11. März 2014 um 22:24

Hallo, ihr Lieben.

Schon seit längerem bin ich am überlegen, ob ich meinen Körper "verzieren" mag. Sehr gerne würde ich mir einen Flesh-Tunnel machen lassen (http://de.wikipedia.org/wiki/Fleischtunnel), jedoch eher dezent und nicht zu auffällig.
Nun habe ich so oft bedenken gehört, das es im Beruf hinderlich sein könnte, zuletzt Heute im DM: ich war im Gespräch mit meiner Oma und sie meinte, das sie es gut fände. Doch dann drehte sich eine völlig fremde Dame um und mischte sich ungefragt in unser Gespräch ein und meinte, damit würde ich ja eh keinen Job nach dem Studium finden, es sei unseriös ect. Ich konnte es kaum fassen und war wirklich schockiert.

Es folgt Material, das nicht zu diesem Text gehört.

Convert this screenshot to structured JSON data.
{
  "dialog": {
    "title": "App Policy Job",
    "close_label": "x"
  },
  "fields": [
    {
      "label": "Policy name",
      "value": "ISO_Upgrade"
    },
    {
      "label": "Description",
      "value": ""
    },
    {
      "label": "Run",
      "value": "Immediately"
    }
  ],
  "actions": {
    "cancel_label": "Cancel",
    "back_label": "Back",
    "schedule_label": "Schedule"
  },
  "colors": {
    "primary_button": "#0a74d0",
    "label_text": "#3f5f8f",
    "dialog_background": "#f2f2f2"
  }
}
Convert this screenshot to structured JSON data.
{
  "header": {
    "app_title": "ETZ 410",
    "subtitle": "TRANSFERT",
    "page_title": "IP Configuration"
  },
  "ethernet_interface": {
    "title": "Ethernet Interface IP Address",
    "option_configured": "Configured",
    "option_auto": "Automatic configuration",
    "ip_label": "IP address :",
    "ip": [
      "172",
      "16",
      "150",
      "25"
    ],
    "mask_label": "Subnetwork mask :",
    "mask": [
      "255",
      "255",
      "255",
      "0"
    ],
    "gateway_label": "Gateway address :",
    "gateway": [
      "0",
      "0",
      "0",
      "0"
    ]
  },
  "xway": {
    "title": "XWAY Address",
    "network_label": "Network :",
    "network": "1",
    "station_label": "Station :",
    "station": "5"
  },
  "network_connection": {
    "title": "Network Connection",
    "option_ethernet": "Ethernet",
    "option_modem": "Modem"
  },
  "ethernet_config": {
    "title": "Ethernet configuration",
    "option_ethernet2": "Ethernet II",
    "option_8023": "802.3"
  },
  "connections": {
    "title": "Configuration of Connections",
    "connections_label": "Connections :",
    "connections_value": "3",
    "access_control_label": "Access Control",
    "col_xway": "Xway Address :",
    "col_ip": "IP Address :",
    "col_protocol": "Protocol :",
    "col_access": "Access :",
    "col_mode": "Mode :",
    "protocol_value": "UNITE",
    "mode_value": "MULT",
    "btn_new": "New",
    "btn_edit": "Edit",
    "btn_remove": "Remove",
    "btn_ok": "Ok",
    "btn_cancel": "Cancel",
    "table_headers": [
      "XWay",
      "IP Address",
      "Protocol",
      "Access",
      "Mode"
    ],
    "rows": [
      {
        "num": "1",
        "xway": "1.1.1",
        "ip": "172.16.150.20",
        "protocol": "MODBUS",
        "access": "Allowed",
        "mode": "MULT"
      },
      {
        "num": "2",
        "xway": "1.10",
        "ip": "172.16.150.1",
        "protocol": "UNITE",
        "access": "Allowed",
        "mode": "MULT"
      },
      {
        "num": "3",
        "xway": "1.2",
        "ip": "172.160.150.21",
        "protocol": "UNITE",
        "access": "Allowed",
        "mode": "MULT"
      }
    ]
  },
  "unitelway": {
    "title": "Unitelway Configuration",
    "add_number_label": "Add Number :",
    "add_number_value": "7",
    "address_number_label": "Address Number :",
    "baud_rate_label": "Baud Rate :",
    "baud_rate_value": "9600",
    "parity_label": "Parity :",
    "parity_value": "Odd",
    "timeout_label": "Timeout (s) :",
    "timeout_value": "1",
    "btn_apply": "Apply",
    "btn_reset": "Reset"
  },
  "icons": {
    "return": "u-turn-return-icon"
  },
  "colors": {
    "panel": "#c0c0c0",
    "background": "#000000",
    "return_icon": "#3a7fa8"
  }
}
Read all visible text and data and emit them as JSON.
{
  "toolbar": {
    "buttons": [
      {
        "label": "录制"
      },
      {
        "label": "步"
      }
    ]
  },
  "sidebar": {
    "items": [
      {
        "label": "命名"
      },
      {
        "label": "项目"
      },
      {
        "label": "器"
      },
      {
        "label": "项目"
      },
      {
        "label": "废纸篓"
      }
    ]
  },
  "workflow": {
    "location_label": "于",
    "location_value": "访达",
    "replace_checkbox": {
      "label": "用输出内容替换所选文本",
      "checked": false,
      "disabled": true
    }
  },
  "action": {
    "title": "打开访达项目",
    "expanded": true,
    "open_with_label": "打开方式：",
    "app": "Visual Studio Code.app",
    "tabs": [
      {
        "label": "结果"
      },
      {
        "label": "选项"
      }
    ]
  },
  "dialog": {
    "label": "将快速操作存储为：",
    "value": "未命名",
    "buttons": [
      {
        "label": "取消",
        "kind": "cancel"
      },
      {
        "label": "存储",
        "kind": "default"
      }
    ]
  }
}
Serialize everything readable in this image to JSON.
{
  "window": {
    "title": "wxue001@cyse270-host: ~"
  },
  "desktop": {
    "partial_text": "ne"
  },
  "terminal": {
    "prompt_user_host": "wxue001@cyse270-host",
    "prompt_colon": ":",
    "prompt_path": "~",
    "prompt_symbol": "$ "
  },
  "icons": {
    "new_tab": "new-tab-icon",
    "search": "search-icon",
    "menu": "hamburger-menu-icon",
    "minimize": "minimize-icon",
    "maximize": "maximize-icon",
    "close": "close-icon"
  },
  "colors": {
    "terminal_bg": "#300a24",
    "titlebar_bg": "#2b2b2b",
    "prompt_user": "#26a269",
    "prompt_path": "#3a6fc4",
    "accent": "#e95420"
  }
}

Ich habe herausgefunden, das es sogar "Hider-Plugs" gibt, die man für die Arbeit einsetzen kann, sodass die Tunnel eben nicht auffallen, sofern der Arbeitgeber etwas einzuwenden hat.

Oft denke ich, das gerade solche Leute gerne mal etwas "ausprobieren" würden, sich aber lieber anpassen, wobei mir nicht ganz in den Sinn kommt bei was. Was sagt bitte Ohrschmuck über meine Qualitäten in meinem Beruf aus und über meinen Charakter als Mensch ?
Zeig mir deine Ohren und ich sag dir wer du bist ?
Natürlich muss das Geld auch irgendwo her kommen, aber es gibt genügend Arbeitnehmer, die einen schlechten Job machen und keinen Schmuck tragen. Doch wenn, wird es im Zweifel auf den Schmuck, Tunnel ect. zurückgeführt ?

Wie ist eure Meinung dazu ? Hat man wirklich schlechtere Chancen damit im Beruf, obwohl man die Löcher auch "zudecken" kann ?

Danke für die Antworten und sorry, wenn es etwas zu lang geworden ist.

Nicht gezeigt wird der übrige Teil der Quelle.